His confinement has not been without controversy either, as a senior State Department official, Assistant Secretary P.J. Crowley, resigned last month after describing Mr. Manning’s treatment by the Pentagon as “stupid.” Further a group of 250 top lawyers including a former professor of President Barack Obama wrote a letter describing Mr. manning’s conditions of imprisonment as “illegal and immoral.”

Further, a top United Nations official, Special Rapporteur on torture Juan Mendez, said earlier this month that he was “deeply disappointed and frustrated by the prevarication of the U.S. government,” after he was denied permission for unmonitored visits to Mr. Manning.

The latest step by the Pentagon, to move Mr. Manning to Fort Leavenworth, was announced by Jeh Johnson, Pentagon General Counsel, who said, “Given the length of time he has been in pre-trial confinement at Quantico ... and given what the likely period of pre-trial confinement in the future [is]... we reached the judgment this would be the right facility for him.” Mr. Johnson also speculated, “We are probably months off from a trial.”

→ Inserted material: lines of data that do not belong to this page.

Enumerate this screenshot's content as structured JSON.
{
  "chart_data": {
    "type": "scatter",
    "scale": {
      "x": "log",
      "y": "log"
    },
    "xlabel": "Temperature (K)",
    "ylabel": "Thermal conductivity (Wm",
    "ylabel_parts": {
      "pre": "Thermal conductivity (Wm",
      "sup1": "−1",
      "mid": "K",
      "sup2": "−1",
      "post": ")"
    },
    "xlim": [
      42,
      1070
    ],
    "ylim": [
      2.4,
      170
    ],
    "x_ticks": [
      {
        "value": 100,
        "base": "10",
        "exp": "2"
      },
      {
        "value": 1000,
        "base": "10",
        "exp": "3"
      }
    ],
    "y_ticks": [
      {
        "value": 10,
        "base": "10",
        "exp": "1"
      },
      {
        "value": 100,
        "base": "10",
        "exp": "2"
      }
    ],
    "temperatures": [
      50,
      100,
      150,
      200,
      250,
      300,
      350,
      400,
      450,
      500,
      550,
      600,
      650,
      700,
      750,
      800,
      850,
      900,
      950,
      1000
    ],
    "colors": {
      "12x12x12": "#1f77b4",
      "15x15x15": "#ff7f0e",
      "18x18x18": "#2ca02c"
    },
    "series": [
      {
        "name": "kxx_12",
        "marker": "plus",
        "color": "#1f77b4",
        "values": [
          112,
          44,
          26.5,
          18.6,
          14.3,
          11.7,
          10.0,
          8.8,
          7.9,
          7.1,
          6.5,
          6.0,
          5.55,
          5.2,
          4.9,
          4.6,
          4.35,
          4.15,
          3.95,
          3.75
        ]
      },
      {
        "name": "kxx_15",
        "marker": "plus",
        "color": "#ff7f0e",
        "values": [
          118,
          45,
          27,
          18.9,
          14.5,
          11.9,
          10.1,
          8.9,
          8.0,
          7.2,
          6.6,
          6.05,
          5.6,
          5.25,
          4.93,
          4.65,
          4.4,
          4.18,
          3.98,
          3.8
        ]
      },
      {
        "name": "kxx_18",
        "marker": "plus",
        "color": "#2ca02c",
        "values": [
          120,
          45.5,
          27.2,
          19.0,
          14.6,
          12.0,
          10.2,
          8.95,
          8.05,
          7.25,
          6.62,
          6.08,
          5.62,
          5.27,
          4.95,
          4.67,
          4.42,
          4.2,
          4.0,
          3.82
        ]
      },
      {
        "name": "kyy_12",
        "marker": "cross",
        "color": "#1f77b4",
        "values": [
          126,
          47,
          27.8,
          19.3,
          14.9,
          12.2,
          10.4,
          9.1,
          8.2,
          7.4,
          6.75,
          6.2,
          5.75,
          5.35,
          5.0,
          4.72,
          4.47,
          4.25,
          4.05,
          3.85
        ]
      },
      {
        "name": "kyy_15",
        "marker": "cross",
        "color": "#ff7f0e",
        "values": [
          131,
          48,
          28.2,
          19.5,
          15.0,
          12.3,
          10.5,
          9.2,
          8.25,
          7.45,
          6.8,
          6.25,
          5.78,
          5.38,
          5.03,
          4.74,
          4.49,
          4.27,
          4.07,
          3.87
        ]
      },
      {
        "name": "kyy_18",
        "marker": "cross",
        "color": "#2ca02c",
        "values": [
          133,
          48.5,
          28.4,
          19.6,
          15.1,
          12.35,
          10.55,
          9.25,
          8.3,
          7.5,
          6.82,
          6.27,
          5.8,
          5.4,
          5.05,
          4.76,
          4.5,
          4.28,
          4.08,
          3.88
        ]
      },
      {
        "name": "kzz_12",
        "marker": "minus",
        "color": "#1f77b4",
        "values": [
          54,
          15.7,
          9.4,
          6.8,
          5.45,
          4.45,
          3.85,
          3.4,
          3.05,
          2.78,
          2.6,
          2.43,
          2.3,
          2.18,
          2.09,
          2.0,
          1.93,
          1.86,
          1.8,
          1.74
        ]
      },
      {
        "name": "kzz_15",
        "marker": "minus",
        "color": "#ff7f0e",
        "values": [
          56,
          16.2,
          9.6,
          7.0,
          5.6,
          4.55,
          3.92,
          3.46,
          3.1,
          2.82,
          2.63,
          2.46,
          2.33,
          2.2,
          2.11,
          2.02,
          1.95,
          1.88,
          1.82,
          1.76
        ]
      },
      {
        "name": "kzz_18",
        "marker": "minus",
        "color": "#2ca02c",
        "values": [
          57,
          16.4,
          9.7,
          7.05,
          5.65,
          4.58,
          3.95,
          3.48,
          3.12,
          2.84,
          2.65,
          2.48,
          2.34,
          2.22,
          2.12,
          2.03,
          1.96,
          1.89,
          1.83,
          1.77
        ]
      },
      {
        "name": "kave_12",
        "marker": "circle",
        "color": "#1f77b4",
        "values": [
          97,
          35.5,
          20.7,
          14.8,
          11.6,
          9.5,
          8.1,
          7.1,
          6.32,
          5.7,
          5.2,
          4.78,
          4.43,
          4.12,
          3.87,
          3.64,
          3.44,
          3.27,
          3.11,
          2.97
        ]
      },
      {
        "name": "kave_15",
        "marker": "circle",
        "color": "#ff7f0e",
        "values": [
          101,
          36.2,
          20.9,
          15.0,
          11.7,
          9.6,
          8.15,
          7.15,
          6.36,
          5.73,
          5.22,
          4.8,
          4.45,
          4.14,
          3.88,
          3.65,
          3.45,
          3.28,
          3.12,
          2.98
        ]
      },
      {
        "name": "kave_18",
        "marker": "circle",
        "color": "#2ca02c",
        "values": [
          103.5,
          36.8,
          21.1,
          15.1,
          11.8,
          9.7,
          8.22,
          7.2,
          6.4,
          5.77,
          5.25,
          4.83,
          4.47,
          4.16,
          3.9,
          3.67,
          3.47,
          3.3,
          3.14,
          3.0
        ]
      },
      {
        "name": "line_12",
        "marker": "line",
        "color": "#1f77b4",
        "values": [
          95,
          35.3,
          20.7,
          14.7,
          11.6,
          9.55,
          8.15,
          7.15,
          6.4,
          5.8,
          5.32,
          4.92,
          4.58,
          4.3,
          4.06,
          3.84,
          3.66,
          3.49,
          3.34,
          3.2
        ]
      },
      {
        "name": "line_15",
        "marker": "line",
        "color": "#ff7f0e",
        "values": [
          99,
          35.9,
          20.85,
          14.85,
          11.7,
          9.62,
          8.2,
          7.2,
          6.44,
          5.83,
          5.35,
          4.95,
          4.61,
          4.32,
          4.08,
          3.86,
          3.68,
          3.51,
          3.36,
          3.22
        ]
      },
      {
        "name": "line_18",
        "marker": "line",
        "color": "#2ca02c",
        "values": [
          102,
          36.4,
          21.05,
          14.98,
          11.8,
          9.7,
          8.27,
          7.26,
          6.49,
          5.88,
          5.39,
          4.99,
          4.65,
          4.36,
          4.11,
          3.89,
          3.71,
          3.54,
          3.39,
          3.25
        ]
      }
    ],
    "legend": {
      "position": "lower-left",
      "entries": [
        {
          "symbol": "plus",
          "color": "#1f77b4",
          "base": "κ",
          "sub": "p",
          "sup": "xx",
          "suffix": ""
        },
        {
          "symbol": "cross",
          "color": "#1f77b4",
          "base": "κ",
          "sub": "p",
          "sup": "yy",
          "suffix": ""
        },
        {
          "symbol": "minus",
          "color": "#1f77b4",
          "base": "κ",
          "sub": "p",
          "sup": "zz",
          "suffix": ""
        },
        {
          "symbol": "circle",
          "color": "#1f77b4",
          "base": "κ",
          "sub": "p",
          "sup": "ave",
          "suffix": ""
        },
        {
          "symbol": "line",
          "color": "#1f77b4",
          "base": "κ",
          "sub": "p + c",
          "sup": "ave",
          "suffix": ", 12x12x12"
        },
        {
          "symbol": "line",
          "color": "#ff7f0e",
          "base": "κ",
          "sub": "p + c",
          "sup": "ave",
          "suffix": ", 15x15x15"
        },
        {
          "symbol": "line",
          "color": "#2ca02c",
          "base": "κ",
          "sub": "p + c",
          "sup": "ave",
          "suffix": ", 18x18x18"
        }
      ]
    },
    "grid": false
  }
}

However Mr. Manning’s attorney, David Coombs, said that he was not officially notified of Mr. Manning’s pending move until twenty minutes before the Pentagon’s press briefing – “This is despite the fact that the Pentagon has “been thinking about this for a while,”” Mr. Coombs said.

Mr. Coombs however added that although the move came as a surprise its timing did not, because Mr. Manning’s defence team had recently received “reliable reports of a private meeting held on 13 January 2011, involving high-level Quantico officials where it was ordered that PFC Manning would remain in maximum custody and under prevention of injury watch indefinitely.”

At that meeting, when an attending psychiatrist “challenged” senior Quantico officials saying that there was no mental health justification for the decision, one of the prison officials said “he would not risk anything happening on his watch,” adding, “We will do whatever we want to do.”